Не получив ответа на угрожающий свой вопрос, Шонин еще что-то приготовился сказать, но тут Роман понял, что пришла пора осадить зазнавшегося председателя.
– А газеты, надо не только читать, но еще и понимать, что читаешь.
– Ага! – воскликнул Шонин, никак не ожидавший возражений. – Кто таков? Это что такое за человек?..
Он как-то боком, по-петушиному пошел на Боева, и бородатые его спутники двинулись за ним, угрожающе поигрывая плечами.
– Корреспондент это, – впервые засмеялся Крутилин, предвкушая неминуемое шонинское поражение. – Корреспондент и уполномоченный райкома.
Но и тут вывернулся находчивый председатель: он тоже заиграл плечами, но уже совсем не угрожающе, а скорее угодливо, и, подойдя к Роману вплотную, протянул руку с таким радушием, словно несказанно был осчастливлен приятной встречей.
– Желательно мне, – проговорил он, хотя и приветливо, но в то же время с некоторым высокомерием или вызовом, – желательно с вами познакомиться и иметь сурьезный разговор…
– А знамя-то зачем? – спросил Роман строго и даже осуждающе. – Знамя надо уважать, а вы его в пыли треп лете.
– Свернуть знамя, – приказал Шонин.
– Ну вот, теперь начнем разговор о весне, – сказал Роман и – к Крутилину: – Зови гостей в хату, Илья Иванович.
15
Старик Исаев распахнул тяжелый сторожевский тулуп. Теплая ночь стояла над землей, и будто не тучи, а мохнатый тулуп обволакивает весь мир, и в тишине громче слышится, как гремят ручьи, сбегая с пригорков.

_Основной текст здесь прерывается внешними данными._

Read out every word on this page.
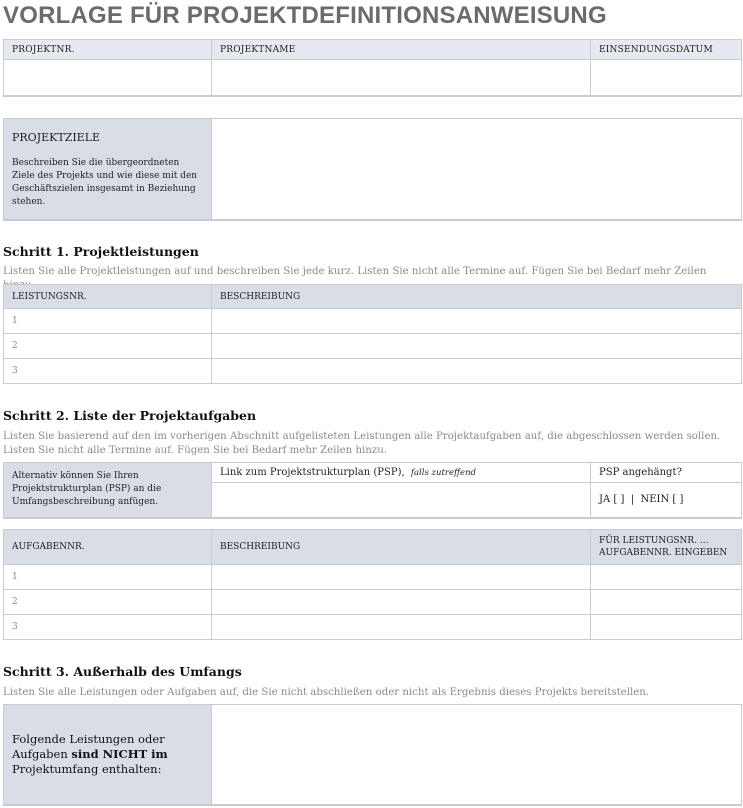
VORLAGE FÜR PROJEKTDEFINITIONSANWEISUNG
PROJEKTNR.	PROJEKTNAME	EINSENDUNGSDATUM

PROJEKTZIELE
Beschreiben Sie die übergeordneten Ziele des Projekts und wie diese mit den Geschäftszielen insgesamt in Beziehung stehen.

Schritt 1. Projektleistungen
Listen Sie alle Projektleistungen auf und beschreiben Sie jede kurz. Listen Sie nicht alle Termine auf. Fügen Sie bei Bedarf mehr Zeilen
LEISTUNGSNR.	BESCHREIBUNG
1	
2	
3	
Schritt 2. Liste der Projektaufgaben
Listen Sie basierend auf den im vorherigen Abschnitt aufgelisteten Leistungen alle Projektaufgaben auf, die abgeschlossen werden sollen. Listen Sie nicht alle Termine auf. Fügen Sie bei Bedarf mehr Zeilen hinzu.
Alternativ können Sie Ihren Projektstrukturplan (PSP) an die Umfangsbeschreibung anfügen.	Link zum Projektstrukturplan (PSP), falls zutreffend	PSP angehängt?
		JA [ ]  |  NEIN [ ]
AUFGABENNR.	BESCHREIBUNG	FÜR LEISTUNGSNR. ...
AUFGABENNR. EINGEBEN

1		
2		
3		
Schritt 3. Außerhalb des Umfangs
Listen Sie alle Leistungen oder Aufgaben auf, die Sie nicht abschließen oder nicht als Ergebnis dieses Projekts bereitstellen.
Folgende Leistungen oder Aufgaben sind NICHT im Projektumfang enthalten:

Из общежития доносятся приглушенные голоса. Исаев крутит головой: беда, до чего Шонин горяч! А наш – как дуб. Не сломишь. Как он Шонину-то: «Совесть надо перед государством иметь». А тому все смех: «Победителей, говорит, не осуждают». Победитель. Сколько хлеба колхозникам недодал, обман свой прикрывал. Конечно, – думает Исаев, – наш-то Крутилин своего поту не жалеет, это верно, но уж и чужого выжмет, дай бог ему здоровья. Кто тут хуже, кто лучше, ни хрена не разберешь.
Весенняя ночка хотя и не особо долгая, однако все передумаешь-передремлешь, пока холодная зорька ознобит. Зорька ознобит, зато денек согреет. Дни-то шибко горячи пошли. И что ни день, то новое удивление.
Умаявшись от беспокойных ночных дум, Исаев поправил сползающий с толстого овчинного плеча ремень берданки и поуютнее прислонился к стене амбарчика. Приятно хрустнула под валенком хрупкая ледяная корочка. Подмораживает – утро близко.
Из степи тянет разными ветрами: то холодком потянет, то вдруг пойдет теплая струя, душистая, как из перезимовавшего сенного скирда. Удивительно, откуда берется такой сытный запах в талой весенней степи?
Разные ветры идут по степи, спокойные, родные, знакомые. Вот сейчас самое время и вздремнуть вполглаза по-заячьи, по-сторожевски. Исаев зевнул с такой крепкой сладостью, что даже слеза выжалась. Но он тут же распахнул глаза и беспокойно потянул носом. Керосин. С чего это вдруг в степи запахло керосином? Присмотрелся. В предрассветной непрочной темноте далеко, у самой дороги, рассмотрел бестрепетный веселый огонек. Откуда он взялся? В такое время? Горит, не дрогнет, словно в хате оконце. Что за история? Вечером ничего не было там, а сейчас – дом. Откуда?
Ничего не понимая, Исаев насторожился. Вот в степи возникли голоса. Люди шли не таясь.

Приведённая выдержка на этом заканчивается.